I wouldn't worry about sharpenability of serrations, they're easy to sharpen (IMO) with the Sharpmaker, regardless of steel.

I've broken off serrations with gin-1 and ats-34 and aus-8. Even with the tougher steels, you're talking about a thin chisel-ground serrated edge, they can chip.

cerulean -- Welcome to the wonderful world of BF!

Regardless of what serrated steel you choose, you can't go wrong with a Spyderco serrated folder as they know how to serrate a blade!
Thanks for the responses...I think I will get some type of Spyderco. It's hard to find fully serrated folding knives outside of Spyderco's many offerings, although I see that Benchmade is now offering a fully serrated AFCK. Also, Spyderco uses so many different steels that I shouldn't have any trouble finding something what works.
Joe :

I've broken off serrations with gin-1 and ats-34 and aus-8.

AUS-8A breaking off is interesting, what were you doing when that happened? Was its CS's serrations? Even though they are in AUS-8A they can be broken off easily, but those little teeth have a radically different geometry than most.

Which reminds me, the serration pattern is very important as well as the steel. The more durable the pattern the worse it performs on normal cutting tasks, get the one that is just durable enough for you.

Cliff --

Yeah, my only 8A serrated knives are my CS's. The pattern is very different from teh usual Spyderco or Benchmade patterns. I don't know what I did to chip 'em. I do know that I did some really hard chopping with my Vaquero Grande, and even through that the serrations did okay. The pattern seems tougher than spyderco serrations.

Just another shameless plug for the Military in 440 V.
You won't regret it.

God bless!

Romans 10:9-10

"Military" Fans Unite!!

The (CS) pattern seems tougher than spyderco serrations.

Joe -- how so? I'm really curious to know as I mostly read cons on CS's serration pattern...
Ahh... maybe i can find an answer to a question here... Ive had an Endura(G2 comboedge) for about a year and a half... i dont do much heavy duty cutting with it but the serations are looking pretty ragged.. i wouldnt call them chipped but as i havent been sawing through the heads of hammers(ala ginsu) i couldnt figure out why this is. Is this normal wear for a daily used serrated G2 blade??

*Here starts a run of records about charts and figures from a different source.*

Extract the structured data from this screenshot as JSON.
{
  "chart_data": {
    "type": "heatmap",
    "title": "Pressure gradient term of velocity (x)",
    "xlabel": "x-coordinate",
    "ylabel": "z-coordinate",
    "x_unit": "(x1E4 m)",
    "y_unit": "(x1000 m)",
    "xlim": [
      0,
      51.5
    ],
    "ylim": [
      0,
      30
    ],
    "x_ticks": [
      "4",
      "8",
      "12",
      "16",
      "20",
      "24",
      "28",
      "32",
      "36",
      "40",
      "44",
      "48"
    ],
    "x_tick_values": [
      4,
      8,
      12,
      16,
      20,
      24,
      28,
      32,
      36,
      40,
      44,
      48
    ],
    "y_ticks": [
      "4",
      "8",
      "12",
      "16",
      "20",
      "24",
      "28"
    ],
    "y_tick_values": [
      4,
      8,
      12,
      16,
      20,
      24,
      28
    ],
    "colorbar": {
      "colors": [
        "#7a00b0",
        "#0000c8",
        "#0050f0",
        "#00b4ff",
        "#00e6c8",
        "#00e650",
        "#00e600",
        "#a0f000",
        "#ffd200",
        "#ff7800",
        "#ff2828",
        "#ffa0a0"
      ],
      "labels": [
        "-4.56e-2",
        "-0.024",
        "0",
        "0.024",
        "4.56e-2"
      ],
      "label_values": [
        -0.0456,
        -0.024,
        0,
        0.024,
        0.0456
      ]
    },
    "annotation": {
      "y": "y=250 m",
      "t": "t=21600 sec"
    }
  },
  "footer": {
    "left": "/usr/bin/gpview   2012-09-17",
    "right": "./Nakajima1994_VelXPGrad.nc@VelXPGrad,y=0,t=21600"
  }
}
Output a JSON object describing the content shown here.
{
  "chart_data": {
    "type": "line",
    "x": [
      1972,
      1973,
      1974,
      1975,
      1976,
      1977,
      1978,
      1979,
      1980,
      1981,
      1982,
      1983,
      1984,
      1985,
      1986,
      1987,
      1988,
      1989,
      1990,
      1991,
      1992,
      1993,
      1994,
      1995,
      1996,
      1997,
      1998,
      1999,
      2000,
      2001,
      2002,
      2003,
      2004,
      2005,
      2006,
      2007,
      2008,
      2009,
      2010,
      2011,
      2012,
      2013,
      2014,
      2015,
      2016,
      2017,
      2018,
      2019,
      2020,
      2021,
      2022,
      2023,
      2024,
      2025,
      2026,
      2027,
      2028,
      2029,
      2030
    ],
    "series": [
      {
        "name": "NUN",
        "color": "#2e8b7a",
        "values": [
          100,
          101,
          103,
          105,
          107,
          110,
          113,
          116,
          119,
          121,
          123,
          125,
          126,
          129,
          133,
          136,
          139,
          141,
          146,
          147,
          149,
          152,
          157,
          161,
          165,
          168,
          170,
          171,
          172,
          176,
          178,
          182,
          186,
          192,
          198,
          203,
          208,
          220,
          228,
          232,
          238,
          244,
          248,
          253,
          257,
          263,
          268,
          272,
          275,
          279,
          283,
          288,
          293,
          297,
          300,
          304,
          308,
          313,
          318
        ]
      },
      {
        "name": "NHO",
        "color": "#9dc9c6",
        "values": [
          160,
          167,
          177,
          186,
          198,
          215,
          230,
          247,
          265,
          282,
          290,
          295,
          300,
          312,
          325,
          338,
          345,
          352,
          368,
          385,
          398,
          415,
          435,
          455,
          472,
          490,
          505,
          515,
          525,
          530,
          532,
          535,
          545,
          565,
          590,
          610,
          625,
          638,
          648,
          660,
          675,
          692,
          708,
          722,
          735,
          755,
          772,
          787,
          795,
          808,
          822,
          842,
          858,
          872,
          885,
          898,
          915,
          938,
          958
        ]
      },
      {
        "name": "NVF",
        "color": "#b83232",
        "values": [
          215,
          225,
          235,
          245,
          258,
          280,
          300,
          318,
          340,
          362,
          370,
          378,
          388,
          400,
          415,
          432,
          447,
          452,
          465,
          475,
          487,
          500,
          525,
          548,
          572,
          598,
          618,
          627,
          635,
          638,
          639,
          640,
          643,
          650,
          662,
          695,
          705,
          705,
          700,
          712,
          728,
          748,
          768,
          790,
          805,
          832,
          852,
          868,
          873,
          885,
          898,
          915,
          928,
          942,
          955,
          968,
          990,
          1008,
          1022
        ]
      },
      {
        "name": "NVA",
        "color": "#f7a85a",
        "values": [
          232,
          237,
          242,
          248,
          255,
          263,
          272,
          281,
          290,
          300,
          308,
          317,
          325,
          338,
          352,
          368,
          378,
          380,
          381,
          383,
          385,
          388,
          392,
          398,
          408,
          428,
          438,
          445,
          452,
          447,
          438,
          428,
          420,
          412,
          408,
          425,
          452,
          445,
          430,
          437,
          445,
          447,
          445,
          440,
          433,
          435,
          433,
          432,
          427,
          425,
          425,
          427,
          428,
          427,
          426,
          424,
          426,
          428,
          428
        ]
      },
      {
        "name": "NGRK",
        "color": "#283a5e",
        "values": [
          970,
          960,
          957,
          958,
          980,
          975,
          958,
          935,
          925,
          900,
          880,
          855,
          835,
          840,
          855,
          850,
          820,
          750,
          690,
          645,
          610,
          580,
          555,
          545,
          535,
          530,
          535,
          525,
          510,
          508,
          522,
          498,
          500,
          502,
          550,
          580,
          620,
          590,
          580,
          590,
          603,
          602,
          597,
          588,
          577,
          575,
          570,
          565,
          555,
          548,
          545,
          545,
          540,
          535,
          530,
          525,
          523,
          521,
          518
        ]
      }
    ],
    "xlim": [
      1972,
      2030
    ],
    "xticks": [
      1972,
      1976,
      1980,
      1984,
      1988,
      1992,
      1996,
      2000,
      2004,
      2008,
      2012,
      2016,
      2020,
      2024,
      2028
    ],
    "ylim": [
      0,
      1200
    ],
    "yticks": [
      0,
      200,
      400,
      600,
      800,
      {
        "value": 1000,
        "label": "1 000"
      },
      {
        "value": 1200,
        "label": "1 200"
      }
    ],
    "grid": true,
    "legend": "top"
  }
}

One with the Force you must be...


Hmph! a Jedi desires not these things.


My Spyderco serrations get pretty beat up -- I tend to break the points off many of the teeth. The rounded but less aggressive Benchmade serrations do a tad better. The CS serrations not only do even better, but can stand up to hard power chops (with the Vaquero Grande) that I'm pretty sure would bust the Spyderco serrations to pieces. Course, *that* is just speculation, since I don't have a Spyderco with a blade long enough to chop with.
Yoda4561, yes. I have seen the exact same thing. After reading Joe's post I have decided to never lend him one of my serrated knives
. I have given some of Spyderco's serrated blades a good going over without breaking them off. I have worn them out though as the steel is rather soft. I would be curious to see how the Military in 440V holds up.